I would recommend any book that readers won’t swap out for the TV remote after two pages. Not that I have anything against TV. I love TV.

Q. This is your first novel. Where do you see your work heading next?

A. It’s already headed there. My next novel—which, not surprisingly, is also about the end of the world—is nearly finished and should see the light of day sometime in the next couple years. This time, the end of the world comes in the form of a comet and the novel’s main character knows about the impending apocalypse thirty years in advance through somewhat inexplicable circumstances that may or may not be divine in nature.

 


DISCUSSION QUESTIONS
  • What is most surprising about Currie’s depiction of God?
     
  • God Is Dead takes the form of separate but interconnected stories. What effect does Ron Currie create by structuring the novel in this way? How are the stories connected?
     
  • What ironies are involved in God taking the form of a Dinka woman, being killed by the Janjaweed, and then eaten by wild dogs? Why is God powerless, in Currie’s novel, to stop the slaughter in Darfur or to save her own life?

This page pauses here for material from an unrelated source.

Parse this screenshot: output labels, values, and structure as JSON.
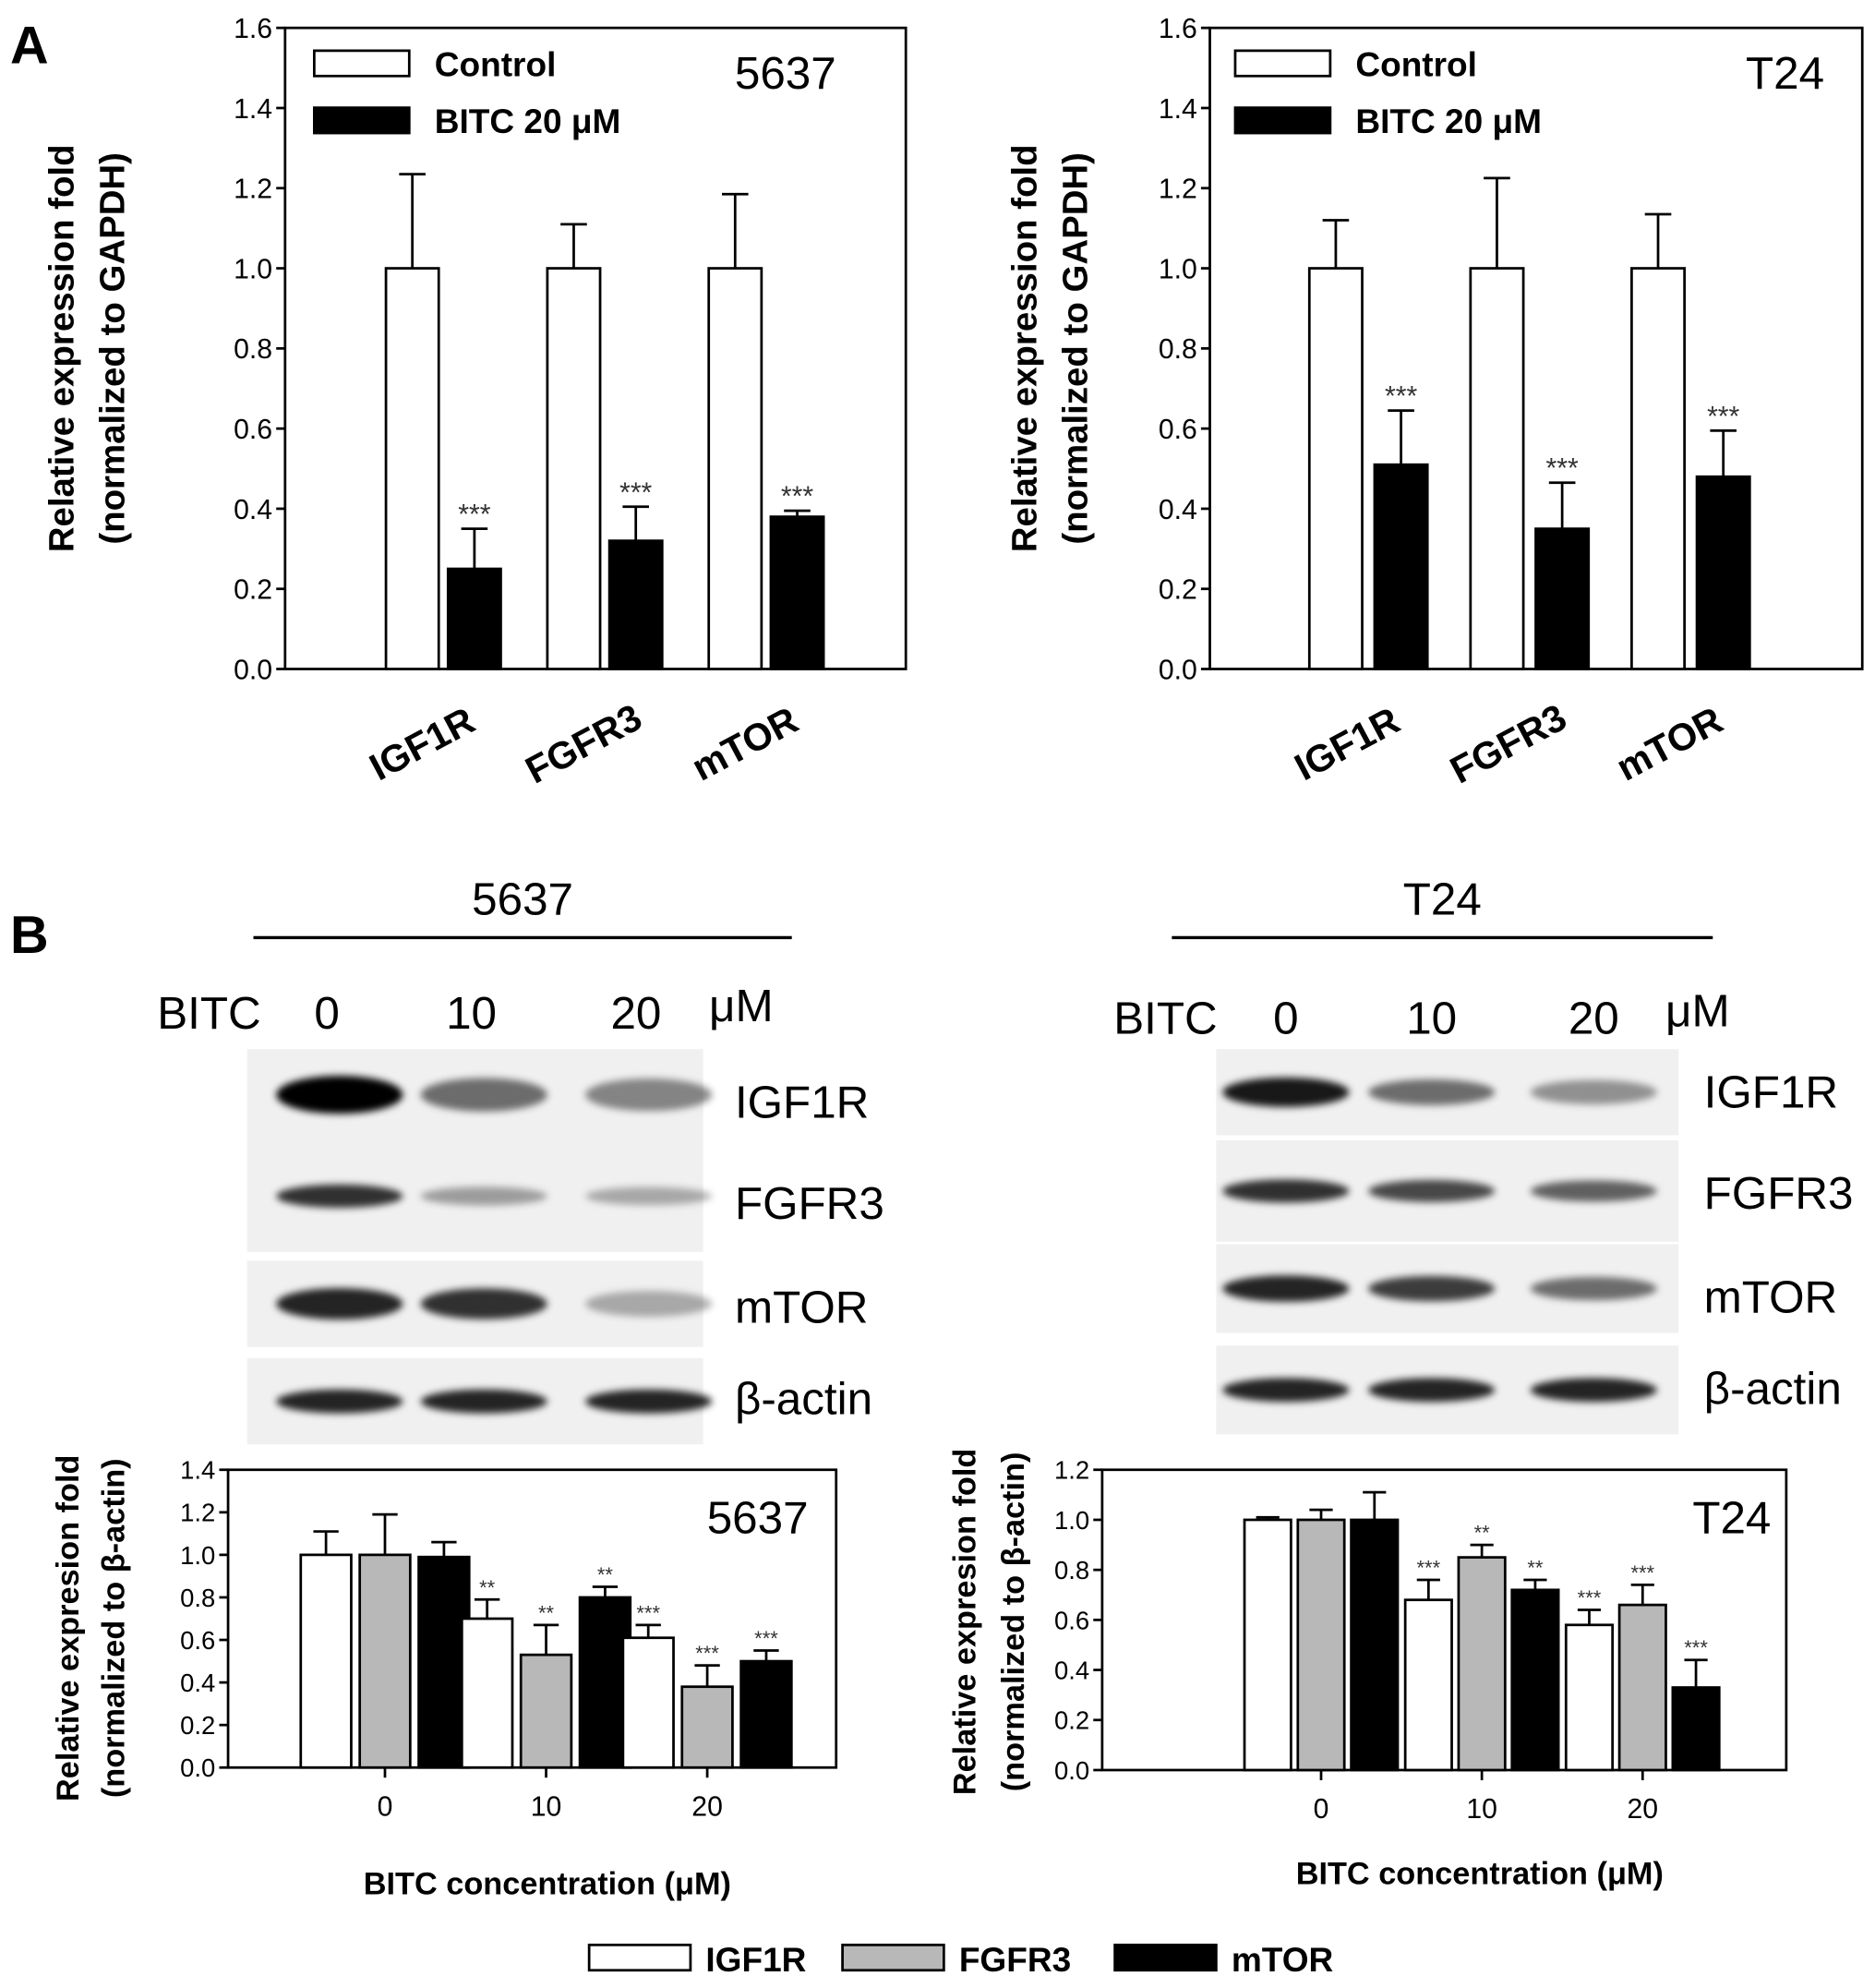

What are the larger implications of this powerlessness?
     
  • Dostoevsky said that “If God is dead, everything is permissible.” How does the death of God affect people in the novel? How do they react? How do their lives change because of it?
     
  • Professor Oswalt says that “One of our great dilemmas . . . is how to strike a balance between our principles, as Postmodern Anthropologists, and our security.” What are the principles of the Postmodern Anthropologists? Why are those principles incompatible with maintaining their own security? Why are the PoMo Anthropologists at war with the Evolutionary Psychologists? What is Currie satirizing here?
     
  • In what ways does God Is Dead illuminate our current social, political, and religious milieu? In what ways can it be read as a kind of satirical fable or commentary on our time?
     
  • Rick says that “by the time they told us God was dead and all hell broke loose, it seemed like kind of a blessing to me. . . . I understood those guys who climb clock towers or walk into a McDonald’s with guns blazing. I felt more like them than the people who stand around after the rampages crying and asking why, why, why. Because I understood there is no why. There’s the impulse, and the act. But nothing else” [p. 49]. Why does Rick see God’s death as “a blessing”? Is he right in implying that without God there are only meaningless impulses and meaningless acts?
     
  • What are some of this novel’s more surprising features? In what ways—formally and thematically—does it differ from most contemporary fiction? What is the value of Currie’s breaking of convention?
     
  • How do the Biblical passages Currie places at the beginning of each chapter illuminate what follows? What is the effect of quoting the Bible in a novel about the death of God?
     
  • At the end of the novel, Arnold and Ty drive “through the bombs and the fire and the people in the streets who didn’t seem to notice that their world was being destroyed.” What is the significance of people not noticing their world is being destroyed, having been drugged into forgetting there is a war going on? Why would Currie end the novel this way?